「おはよう、文也くん」

 翌朝僕が学校へ歩いて向かっていると、なぜか駅前に立っていた詩音さんが、僕に声をかけてくれた。

「詩音さん、わざわざ駅まで来たの……?」
「迷惑、だったかな」

 僕の訊き方が悪かったのか、詩音さんは申し訳なさげに言う。

「そういうわけじゃなくて、寒い中ここまで、僕のために来たの?」
「うん、出来るだけ早く文也くんと会いたかったから」

 しおらしいその言葉に胸が高鳴るのを感じる。

「僕はあんなに酷いことをしたっていうのに、詩音さんは囚われすぎなんじゃないかな」
「いいのいいの。それは文也くんに私の読みたい小説を書かせるってことで解決したんだから」

 言いながら詩音さんは優しく僕の手を取った。

「ほら、早く行こ。ホームルームに遅れちゃうよ」
「ごめん」
「謝ることじゃないけど、行こ」

 詩音さんの言う通り僕たちはゆっくり歩き始めたが、歩き始めても詩音さんがなかなか僕の手を離さない。

「詩音さん、手……」
「繋いでたら、駄目かな……?」

 不安げに首を傾げた詩音さんに、わざわざ手を離せと告げることは僕には出来ず、無言で首を振ることしか出来なかった。

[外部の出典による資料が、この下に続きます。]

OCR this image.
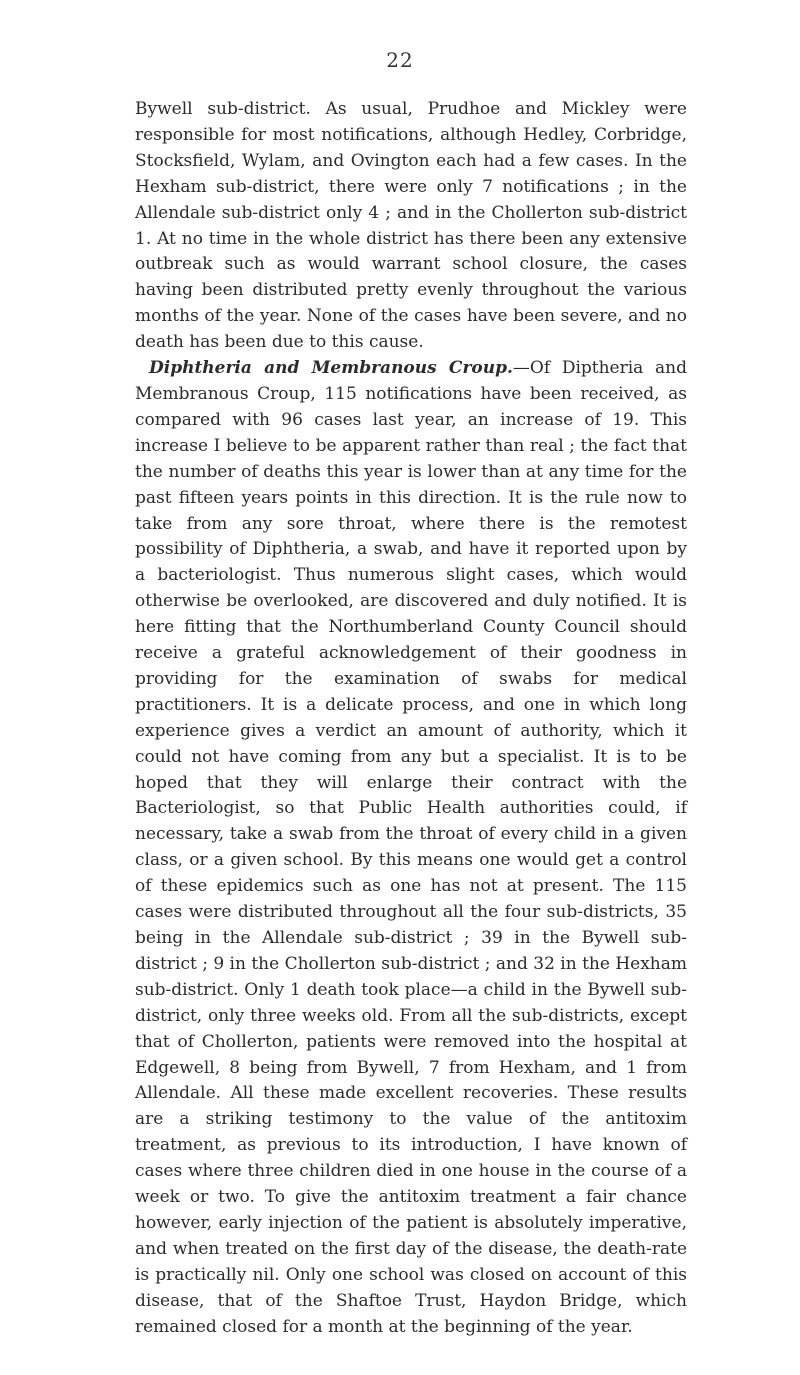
22

Bywell sub-district. As usual, Prudhoe and Mickley were responsible for most notifications, although Hedley, Corbridge, Stocksfield, Wylam, and Ovington each had a few cases. In the Hexham sub-district, there were only 7 notifications ; in the Allendale sub-district only 4 ; and in the Chollerton sub-district 1. At no time in the whole district has there been any extensive outbreak such as would warrant school closure, the cases having been distributed pretty evenly throughout the various months of the year. None of the cases have been severe, and no death has been due to this cause.

Diphtheria and Membranous Croup.—Of Diptheria and Membranous Croup, 115 notifications have been received, as compared with 96 cases last year, an increase of 19. This increase I believe to be apparent rather than real ; the fact that the number of deaths this year is lower than at any time for the past fifteen years points in this direction. It is the rule now to take from any sore throat, where there is the remotest possibility of Diphtheria, a swab, and have it reported upon by a bacteriologist. Thus numerous slight cases, which would otherwise be overlooked, are discovered and duly notified. It is here fitting that the Northumberland County Council should receive a grateful acknowledgement of their goodness in providing for the examination of swabs for medical practitioners. It is a delicate process, and one in which long experience gives a verdict an amount of authority, which it could not have coming from any but a specialist. It is to be hoped that they will enlarge their contract with the Bacteriologist, so that Public Health authorities could, if necessary, take a swab from the throat of every child in a given class, or a given school. By this means one would get a control of these epidemics such as one has not at present. The 115 cases were distributed throughout all the four sub-districts, 35 being in the Allendale sub-district ; 39 in the Bywell sub-district ; 9 in the Chollerton sub-district ; and 32 in the Hexham sub-district. Only 1 death took place—a child in the Bywell sub-district, only three weeks old. From all the sub-districts, except that of Chollerton, patients were removed into the hospital at Edgewell, 8 being from Bywell, 7 from Hexham, and 1 from Allendale. All these made excellent recoveries. These results are a striking testimony to the value of the antitoxim treatment, as previous to its introduction, I have known of cases where three children died in one house in the course of a week or two. To give the antitoxim treatment a fair chance however, early injection of the patient is absolutely imperative, and when treated on the first day of the disease, the death-rate is practically nil. Only one school was closed on account of this disease, that of the Shaftoe Trust, Haydon Bridge, which remained closed for a month at the beginning of the year.
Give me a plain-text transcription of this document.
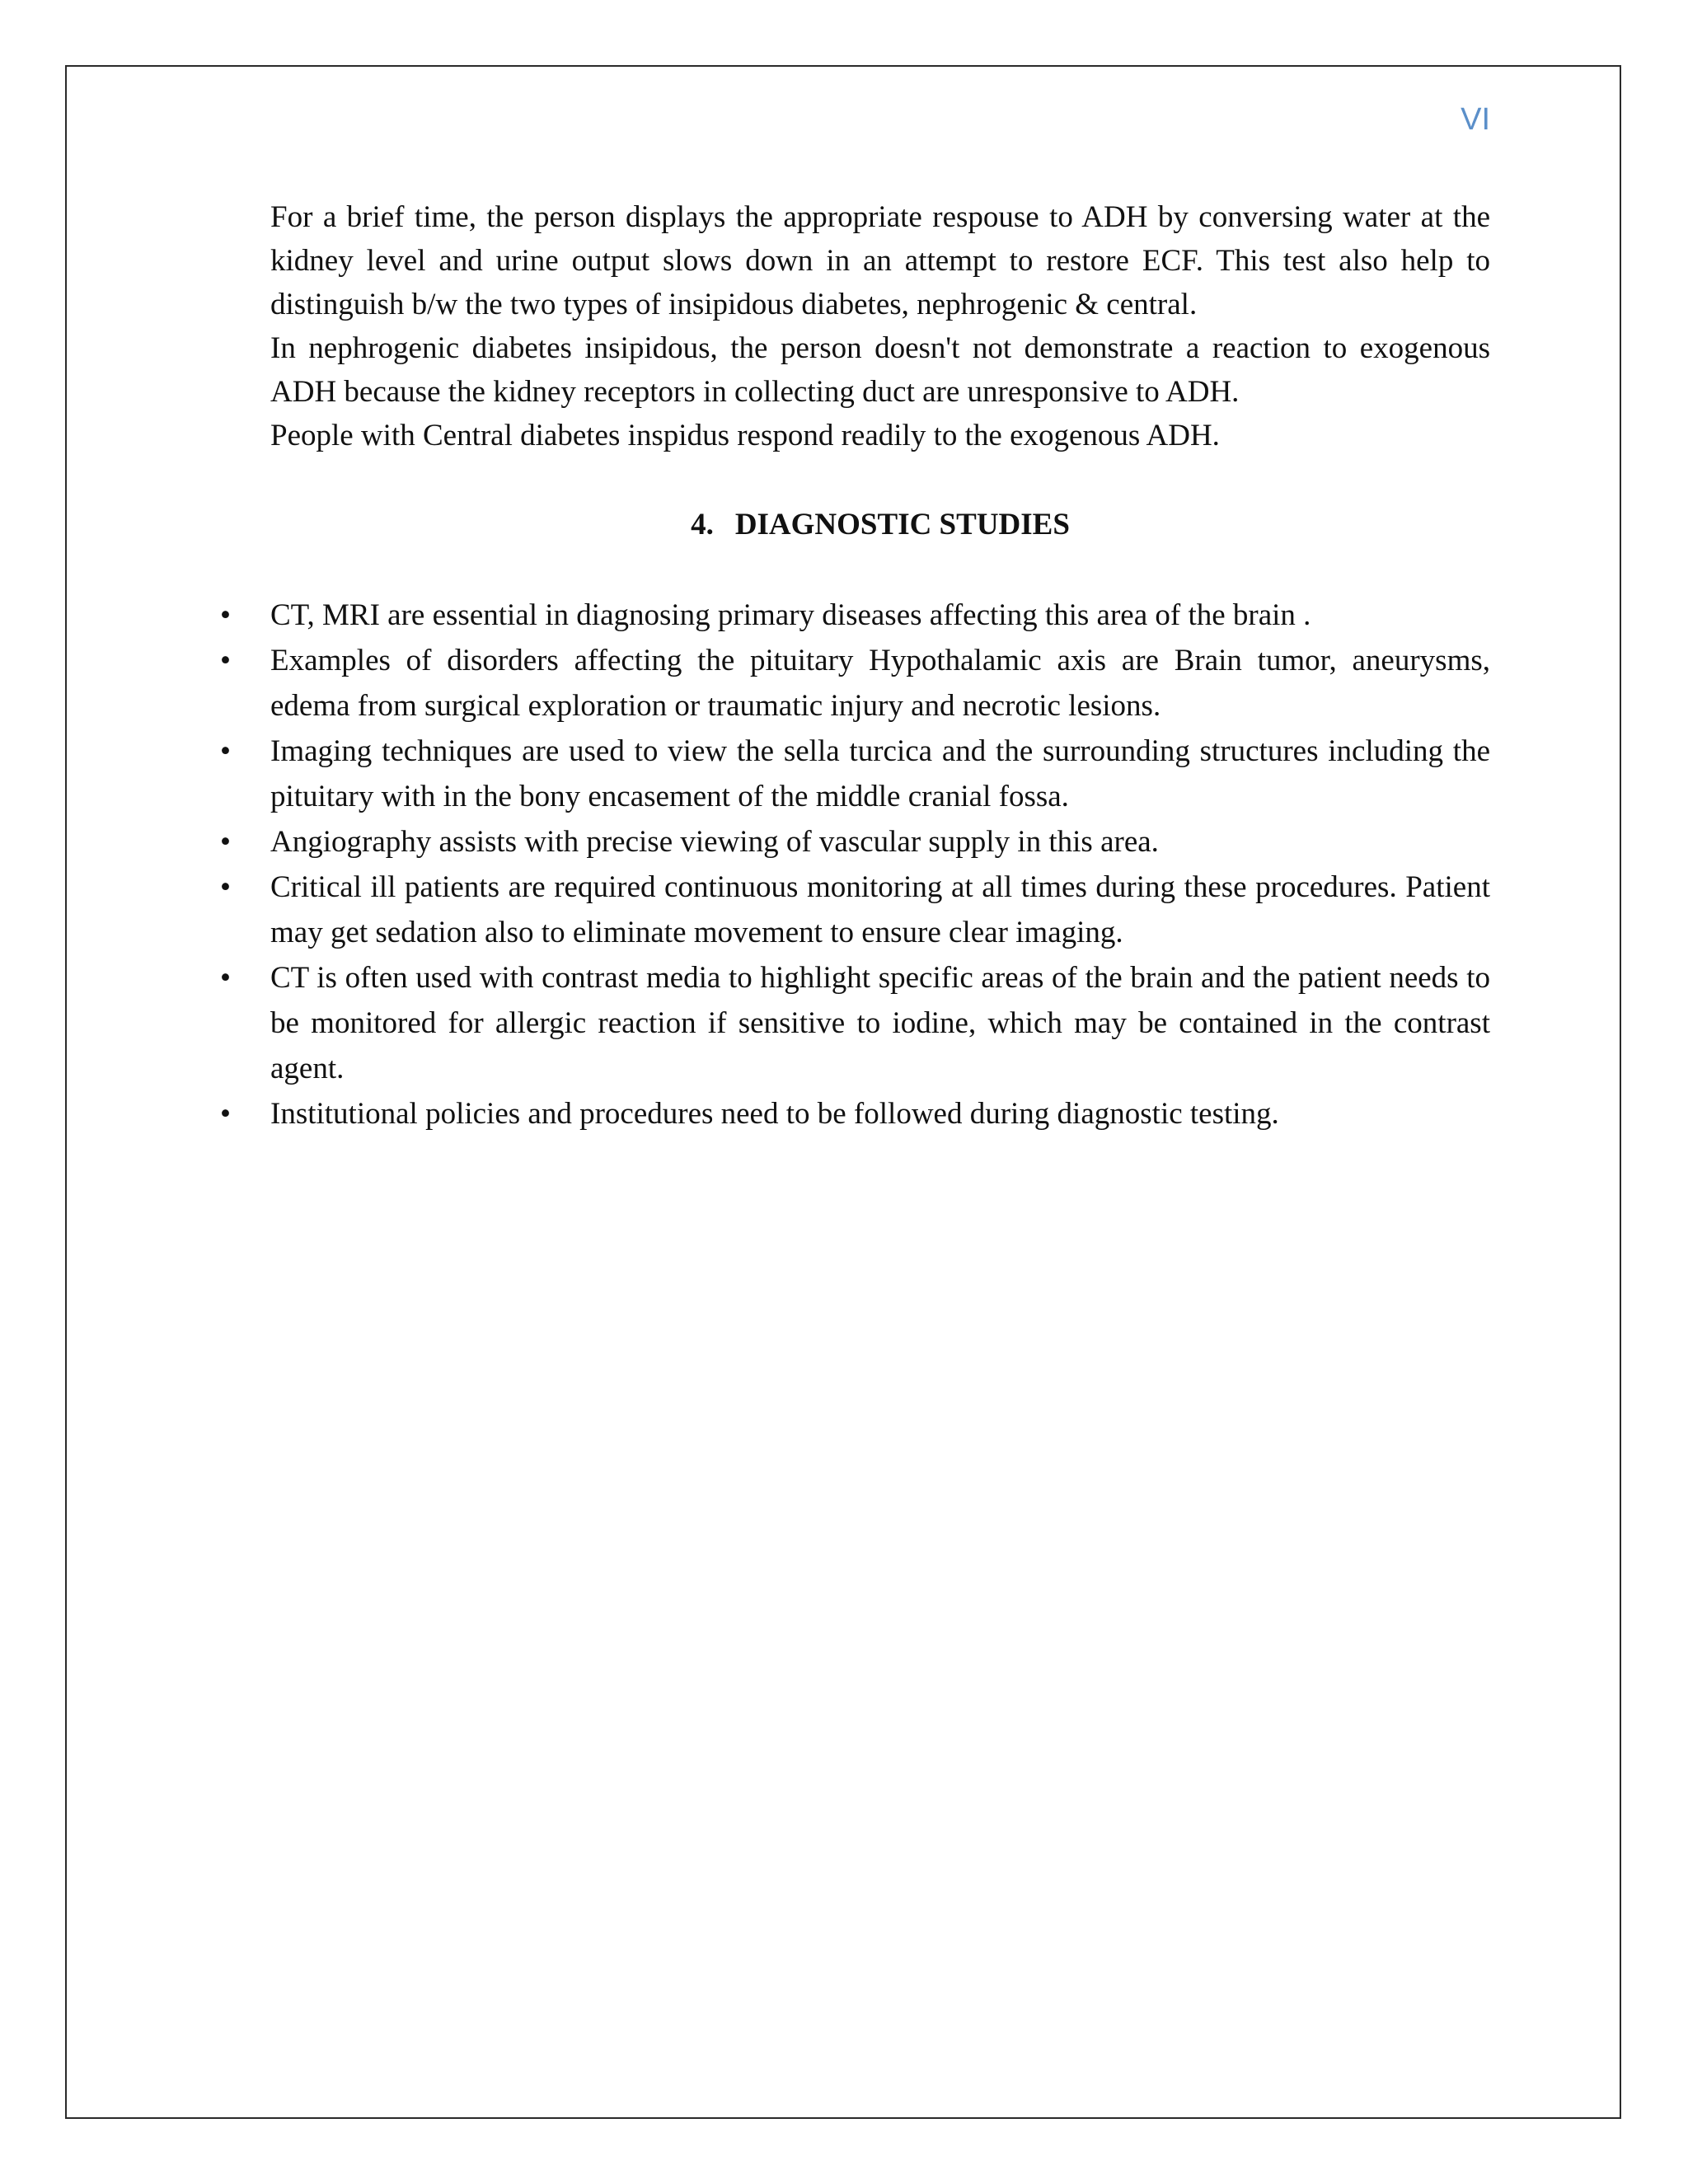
VI

For a brief time, the person displays the appropriate respouse to ADH by conversing water at the kidney level and urine output slows down in an attempt to restore ECF. This test also help to distinguish b/w the two types of insipidous diabetes, nephrogenic & central.

In nephrogenic diabetes insipidous, the person doesn't not demonstrate a reaction to exogenous ADH because the kidney receptors in collecting duct are unresponsive to ADH.

People with Central diabetes inspidus respond readily to the exogenous ADH.

4. DIAGNOSTIC STUDIES
• CT, MRI are essential in diagnosing primary diseases affecting this area of the brain .
• Examples of disorders affecting the pituitary Hypothalamic axis are Brain tumor, aneurysms, edema from surgical exploration or traumatic injury and necrotic lesions.
• Imaging techniques are used to view the sella turcica and the surrounding structures including the pituitary with in the bony encasement of the middle cranial fossa.
• Angiography assists with precise viewing of vascular supply in this area.
• Critical ill patients are required continuous monitoring at all times during these procedures. Patient may get sedation also to eliminate movement to ensure clear imaging.
• CT is often used with contrast media to highlight specific areas of the brain and the patient needs to be monitored for allergic reaction if sensitive to iodine, which may be contained in the contrast agent.
• Institutional policies and procedures need to be followed during diagnostic testing.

 そんな僕に、詩音さんは目を爛々と輝かせて僕の手を強く握る。

「もう離さないからね」

 喜びと期待と、ほんの少しの狂気が目に籠っている。

「もう、離したくない……」
「大丈夫、絶対離さないから」

 詩音さんが僕を必要としてくれることが嬉しくて、僕の手を握った詩音さんの手をしっかり確かに握り返す。

 寒い冬でも、手の温もりが心を暖める。

 詩音さんを見ると、彼女は僕に心を許したような表情だった。

「私、辛かった」

 僕に本音を告げる詩音さんの言葉を聞いて、彼女の身にこれまで起こったと聞いていることを思い返し、僕はなにを言うことも出来ない。

「お父さんが出て行ったときは怒った。悲しかった。なんで、って泣いて喚いて、お母さんに苦労もかけた」

 それは詩音さんの小説に綴られていた感情とは少し異なっていて、これが本当の詩音さんの感情なんだと思い現実味も強かった。

「それ以降、お母さんに迷惑をかけないように優等生を演じてきた。小説を書く時間も満足に取れなくて、自分の気持ちを吐き出すことも出来なくなって、いつかしか本当の自分も見失ってた」

 小説に綴るでもなく、誰にも言えず詩音さん自身の胸の内に秘めていた感情が、行き場を見つけて溢れ出したようだった。

 僕はそれと真剣に向き合って受け入れなければならないと思い、詩音さんの言葉にさらに耳を傾ける。

「そんな中でお母さんも過労死して、怒りと嘆きと悲しみと寂しさと、いろいろ入り混じってごっちゃになった感情が溢れだして、抑えられなくて、それで、お葬式で暴れだしちゃって、本当親不孝者だよ、私は」

 詩音さんは自虐して笑った。

「詩音さんは、とても、大人だ。親不孝者なんかじゃないと思う」

 息を吸うかのように自然に、その言葉が湧いてきた。

 詩音さんは親のことを考えて生きていて、自分のことしか考えずに暮らしてきた僕とは比較にならない親孝行者。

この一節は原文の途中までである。